Notre-Dame : lettre ouverte de Pascal Jacob

Lettre au Président de la République de Pascal Jacob, Président d’Elysées Mogador et de Strater, Ingénierie et expertises des charpentes et des structures en bois, Vice-Président de l’Association Française des Eaux & Forêts. Président d’Elysées Mogador et de Strater. Paris, le 19 avril 2019. Reconstruction de la charpente de la Cathédrale Notre Dame de Paris.

Monsieur Le Président de la République,

Ne pas reconstruire à l’identique la charpente de Notre Dame serait priver la nation de l’un de ses plus prestigieux symboles et sans doute d’une des plus belles références mondiales en termes de structures bois. Cela serait inacceptable. 

A l’heure où le monde lutte contre les effets désastreux des émissions de gaz à effet de serre, l’utilisation d’un autre matériau que le bois serait donner un bien mauvais signe à l’échelle planétaire au mouvement écologique dont notre pays est le leader depuis la COP 21 qui s’est déroulée sur notre sol et où le premier accord universel pour le climat a été approuvé à l’unanimité par les 196 délégations.

Sans vouloir opposer les matériaux les uns aux autres, le bois – pour les éléments porteurs de la future charpente – présente beaucoup plus d’avantages que le béton ou le métal malgré le choix en urgence en faveur de ces matériaux qui a été fait pour certaines reconstructions de cathédrales et d’autres ouvrages monumentaux. Je rappelle que si cette charpente avait été en béton ou métal, elle n’aurait jamais tenu neuf siècles et, compte tenu de la violence de cet incendie, Notre Dame ne serait plus aujourd’hui. En effet, le béton comme l’acier deviennent très rapidement instables face à une augmentation de température très élevée. La charpente se serait effondrée, détruisant intégralement la voûte, fragilisant la structure dans son ensemble et conduisant à l’effondrement certain de la cathédrale. Chacun a remarqué que les restes de la charpente bois consumée sont – eux – restés sur le dessus de la voute ce qui a été confirmé par les images aériennes de l’incendie et n’ont pas endommagés celle-ci sauf, à priori, à l’endroit où la flèche s’est effondrée. Par ailleurs, quel que soit le système constructif, le risque d’incendie ne peut être éliminé. 

La seule difficulté d’une reconstruction en bois pourrait résider non pas dans l’impossibilité de trouver des chênes en quantité ou qualité suffisante – il n’y a pas de débat sur ce sujet (1) – mais dans les capacités actuelles des scieries pour réduire rapidement l’humidité si l’on retient des bois massifs aux équarrissages identiques à ceux de l’ancienne charpente. Notons, compte tenu des difficultés de levage de l’époque, que cette charpente était constituée de bois de relativement petites sections.

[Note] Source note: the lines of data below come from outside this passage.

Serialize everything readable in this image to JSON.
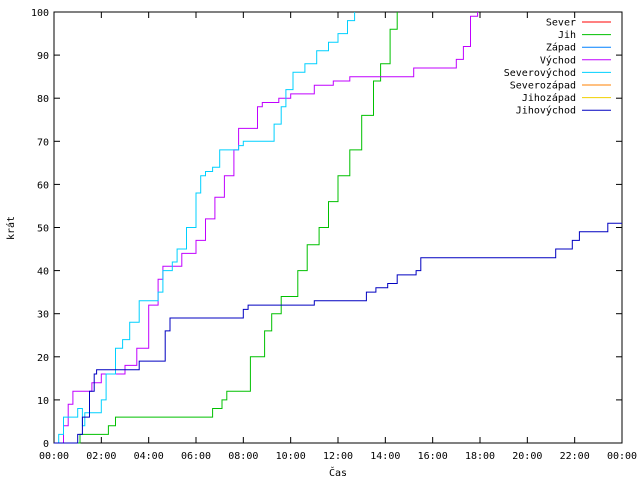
{
  "chart_data": {
    "type": "line",
    "step": true,
    "xlabel": "Čas",
    "ylabel": "krát",
    "xlim": [
      0,
      24
    ],
    "ylim": [
      0,
      100
    ],
    "x_ticks": [
      0,
      2,
      4,
      6,
      8,
      10,
      12,
      14,
      16,
      18,
      20,
      22,
      24
    ],
    "x_tick_labels": [
      "00:00",
      "02:00",
      "04:00",
      "06:00",
      "08:00",
      "10:00",
      "12:00",
      "14:00",
      "16:00",
      "18:00",
      "20:00",
      "22:00",
      "00:00"
    ],
    "y_ticks": [
      0,
      10,
      20,
      30,
      40,
      50,
      60,
      70,
      80,
      90,
      100
    ],
    "grid": false,
    "legend_position": "top-right",
    "series": [
      {
        "name": "Sever",
        "color": "#ff0000",
        "points": []
      },
      {
        "name": "Jih",
        "color": "#00c000",
        "points": [
          [
            0,
            0
          ],
          [
            1.1,
            0
          ],
          [
            1.1,
            2
          ],
          [
            2.3,
            2
          ],
          [
            2.3,
            4
          ],
          [
            2.6,
            4
          ],
          [
            2.6,
            6
          ],
          [
            6.7,
            6
          ],
          [
            6.7,
            8
          ],
          [
            7.1,
            8
          ],
          [
            7.1,
            10
          ],
          [
            7.3,
            10
          ],
          [
            7.3,
            12
          ],
          [
            8.1,
            12
          ],
          [
            8.3,
            20
          ],
          [
            8.9,
            26
          ],
          [
            9.2,
            30
          ],
          [
            9.6,
            34
          ],
          [
            10.0,
            34
          ],
          [
            10.3,
            40
          ],
          [
            10.7,
            46
          ],
          [
            11.2,
            50
          ],
          [
            11.6,
            56
          ],
          [
            12.0,
            62
          ],
          [
            12.5,
            68
          ],
          [
            13.0,
            76
          ],
          [
            13.5,
            84
          ],
          [
            13.8,
            88
          ],
          [
            14.2,
            96
          ],
          [
            14.5,
            100
          ]
        ]
      },
      {
        "name": "Západ",
        "color": "#0080ff",
        "points": []
      },
      {
        "name": "Východ",
        "color": "#c000ff",
        "points": [
          [
            0,
            0
          ],
          [
            0.4,
            0
          ],
          [
            0.4,
            4
          ],
          [
            0.6,
            4
          ],
          [
            0.6,
            9
          ],
          [
            0.8,
            12
          ],
          [
            1.3,
            12
          ],
          [
            1.6,
            14
          ],
          [
            2.0,
            16
          ],
          [
            2.6,
            16
          ],
          [
            3.0,
            18
          ],
          [
            3.5,
            22
          ],
          [
            4.0,
            32
          ],
          [
            4.4,
            38
          ],
          [
            4.6,
            41
          ],
          [
            5.1,
            41
          ],
          [
            5.4,
            44
          ],
          [
            6.0,
            47
          ],
          [
            6.4,
            52
          ],
          [
            6.8,
            57
          ],
          [
            7.2,
            62
          ],
          [
            7.6,
            68
          ],
          [
            7.8,
            73
          ],
          [
            8.2,
            73
          ],
          [
            8.6,
            78
          ],
          [
            8.8,
            79
          ],
          [
            9.5,
            80
          ],
          [
            10.0,
            81
          ],
          [
            10.8,
            81
          ],
          [
            11.0,
            83
          ],
          [
            11.8,
            84
          ],
          [
            12.5,
            85
          ],
          [
            15.0,
            85
          ],
          [
            15.2,
            87
          ],
          [
            16.8,
            87
          ],
          [
            17.0,
            89
          ],
          [
            17.3,
            92
          ],
          [
            17.6,
            99
          ],
          [
            17.9,
            100
          ]
        ]
      },
      {
        "name": "Severovýchod",
        "color": "#00d0ff",
        "points": [
          [
            0,
            0
          ],
          [
            0.2,
            0
          ],
          [
            0.2,
            2
          ],
          [
            0.4,
            6
          ],
          [
            0.8,
            6
          ],
          [
            1.0,
            8
          ],
          [
            1.2,
            4
          ],
          [
            1.3,
            7
          ],
          [
            1.6,
            7
          ],
          [
            2.0,
            10
          ],
          [
            2.2,
            16
          ],
          [
            2.6,
            22
          ],
          [
            2.9,
            24
          ],
          [
            3.2,
            28
          ],
          [
            3.6,
            33
          ],
          [
            4.0,
            33
          ],
          [
            4.4,
            35
          ],
          [
            4.6,
            40
          ],
          [
            5.0,
            42
          ],
          [
            5.2,
            45
          ],
          [
            5.6,
            50
          ],
          [
            6.0,
            58
          ],
          [
            6.2,
            62
          ],
          [
            6.4,
            63
          ],
          [
            6.7,
            64
          ],
          [
            7.0,
            68
          ],
          [
            7.5,
            68
          ],
          [
            7.8,
            69
          ],
          [
            8.0,
            70
          ],
          [
            9.0,
            70
          ],
          [
            9.3,
            74
          ],
          [
            9.6,
            78
          ],
          [
            9.8,
            82
          ],
          [
            10.1,
            86
          ],
          [
            10.6,
            88
          ],
          [
            11.1,
            91
          ],
          [
            11.6,
            93
          ],
          [
            12.0,
            95
          ],
          [
            12.4,
            98
          ],
          [
            12.7,
            100
          ]
        ]
      },
      {
        "name": "Severozápad",
        "color": "#ff8000",
        "points": []
      },
      {
        "name": "Jihozápad",
        "color": "#f0d000",
        "points": []
      },
      {
        "name": "Jihovýchod",
        "color": "#0000c0",
        "points": [
          [
            0,
            0
          ],
          [
            1.0,
            0
          ],
          [
            1.0,
            2
          ],
          [
            1.2,
            6
          ],
          [
            1.5,
            12
          ],
          [
            1.7,
            16
          ],
          [
            1.8,
            17
          ],
          [
            3.5,
            17
          ],
          [
            3.6,
            19
          ],
          [
            4.6,
            19
          ],
          [
            4.7,
            26
          ],
          [
            4.9,
            29
          ],
          [
            7.8,
            29
          ],
          [
            8.0,
            31
          ],
          [
            8.2,
            32
          ],
          [
            10.9,
            32
          ],
          [
            11.0,
            33
          ],
          [
            13.0,
            33
          ],
          [
            13.2,
            35
          ],
          [
            13.6,
            36
          ],
          [
            14.1,
            37
          ],
          [
            14.5,
            39
          ],
          [
            15.3,
            40
          ],
          [
            15.5,
            43
          ],
          [
            21.0,
            43
          ],
          [
            21.2,
            45
          ],
          [
            21.9,
            47
          ],
          [
            22.2,
            49
          ],
          [
            23.2,
            49
          ],
          [
            23.4,
            51
          ],
          [
            24.0,
            51
          ]
        ]
      }
    ]
  }
}
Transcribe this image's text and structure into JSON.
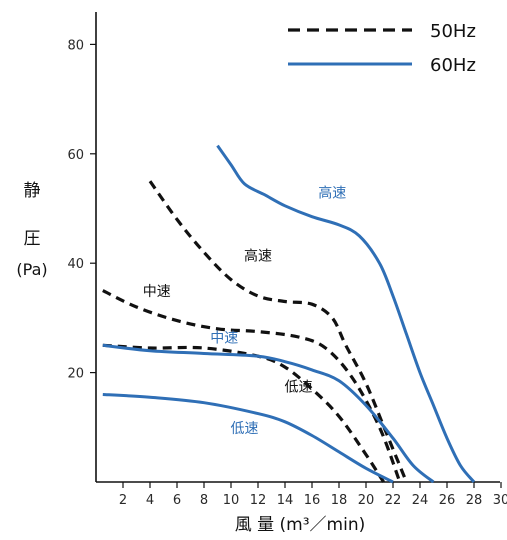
{
  "chart_data": {
    "type": "line",
    "xlabel": "風 量 (m³／min)",
    "ylabel_lines": [
      "静",
      "圧",
      "(Pa)"
    ],
    "xlim": [
      0,
      30
    ],
    "ylim": [
      0,
      87
    ],
    "x_ticks": [
      2,
      4,
      6,
      8,
      10,
      12,
      14,
      16,
      18,
      20,
      22,
      24,
      26,
      28,
      30
    ],
    "y_ticks": [
      20,
      40,
      60,
      80
    ],
    "grid": false,
    "legend": [
      {
        "name": "50Hz",
        "style": "dashed",
        "color": "#111111"
      },
      {
        "name": "60Hz",
        "style": "solid",
        "color": "#2f6fb6"
      }
    ],
    "series": [
      {
        "freq": "50Hz",
        "speed": "高速",
        "style": "dashed",
        "color": "#111111",
        "x": [
          4,
          6,
          8,
          10,
          12,
          14,
          16,
          17.5,
          18.5,
          20,
          21.5,
          23
        ],
        "y": [
          55,
          48,
          42,
          37,
          34,
          33,
          32.5,
          30,
          25,
          18,
          9,
          0
        ]
      },
      {
        "freq": "50Hz",
        "speed": "中速",
        "style": "dashed",
        "color": "#111111",
        "x": [
          0.5,
          3,
          6,
          9,
          12,
          15,
          17,
          19,
          21,
          22.5
        ],
        "y": [
          35,
          32,
          29.5,
          28,
          27.5,
          26.5,
          24.5,
          19,
          10,
          0
        ]
      },
      {
        "freq": "50Hz",
        "speed": "低速",
        "style": "dashed",
        "color": "#111111",
        "x": [
          0.5,
          4,
          8,
          12,
          14,
          16,
          18,
          20,
          21.3
        ],
        "y": [
          25,
          24.5,
          24.5,
          23,
          21,
          17,
          12,
          5,
          0
        ]
      },
      {
        "freq": "60Hz",
        "speed": "高速",
        "style": "solid",
        "color": "#2f6fb6",
        "x": [
          9,
          10,
          11,
          12.5,
          14,
          16,
          18,
          19.5,
          21,
          22,
          23,
          24,
          25,
          26,
          27,
          28
        ],
        "y": [
          61.5,
          58,
          54.5,
          52.5,
          50.5,
          48.5,
          47,
          45,
          40,
          34,
          27,
          20,
          14,
          8,
          3,
          0
        ]
      },
      {
        "freq": "60Hz",
        "speed": "中速",
        "style": "solid",
        "color": "#2f6fb6",
        "x": [
          0.5,
          4,
          8,
          12,
          14,
          16,
          18,
          20,
          22,
          23.5,
          25
        ],
        "y": [
          25,
          24,
          23.5,
          23,
          22,
          20.5,
          18.5,
          14,
          8,
          3,
          0
        ]
      },
      {
        "freq": "60Hz",
        "speed": "低速",
        "style": "solid",
        "color": "#2f6fb6",
        "x": [
          0.5,
          4,
          8,
          12,
          14,
          16,
          18,
          20,
          22
        ],
        "y": [
          16,
          15.5,
          14.5,
          12.5,
          11,
          8.5,
          5.5,
          2.5,
          0
        ]
      }
    ],
    "annotations": [
      {
        "text": "高速",
        "x": 12,
        "y": 40.5,
        "color": "#111111"
      },
      {
        "text": "中速",
        "x": 4.5,
        "y": 34,
        "color": "#111111"
      },
      {
        "text": "低速",
        "x": 15,
        "y": 16.5,
        "color": "#111111"
      },
      {
        "text": "高速",
        "x": 17.5,
        "y": 52,
        "color": "#2f6fb6"
      },
      {
        "text": "中速",
        "x": 9.5,
        "y": 25.5,
        "color": "#2f6fb6"
      },
      {
        "text": "低速",
        "x": 11,
        "y": 9,
        "color": "#2f6fb6"
      }
    ]
  }
}
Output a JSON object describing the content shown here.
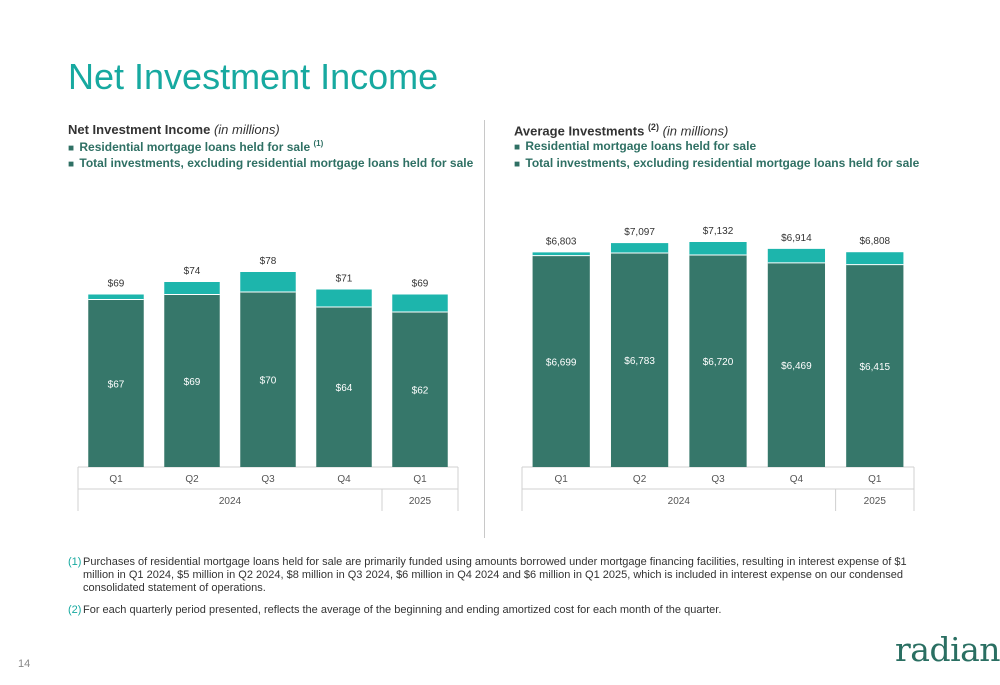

​D’ailleurs plusieurs années s’écouleront avant la réalisation des travaux, ce temps permettra aux bois sélectionnés de sortir progressivement de leur état humide et pourra limiter, ainsi, le recours au séchage artificiel. Il existe également des nouvelles solutions techniques permettant d’utiliser des matériaux tels que les bois massifs reconstitués notamment le bois lamellé-collé en chêne. Cette technologie permettrait de contourner la difficulté de séchage puisque ces matériaux reconstitués sont composés de lamelles beaucoup plus faciles à stabiliser.

Par ailleurs, la cathédrale Notre Dame a été conçue et construite dans une logique qui associe la pierre et le bois. Cette conception initiale a tenu compte des particularités du bois notamment sa légèreté et son élasticité. En reconstruisant à l’identique cette charpente, ce mariage ne serait donc nullement remis en cause et donnerait toutes les garanties pour respecter le délai que vous avez fixé à cinq ans. Au contraire, le choix d’autres systèmes constructifs nécessiterait des études complexes et retarderait d’une façon significative la reconstruction.

Pour terminer, notre pays dispose de toutes les compétences techniques nécessaires à cette reconstruction. Tout d’abord, les ingénieurs, spécialisés en structures bois capables de modéliser et d’étudier un tel ouvrage, sont nombreux sur notre territoire. Ensuite, de très nombreuses d’entreprises françaises disposant des qualifications nécessaires sont en capacité de réaliser ce travail de reconstruction. Enfin, en choisissant cette option de reconstruire à l’identique la charpente de Notre Dame de Paris, quel formidable message d’espoir vous pourriez adresser aux jeunes qui souhaitent s’orienter vers les métiers artisanaux et artistiques utilisant un matériau noble, écologique et esthétique : le bois.

Je reste à votre entière disposition.

Je vous prie d’agréer Monsieur Le Président de la République, l’expression de ma très haute considération.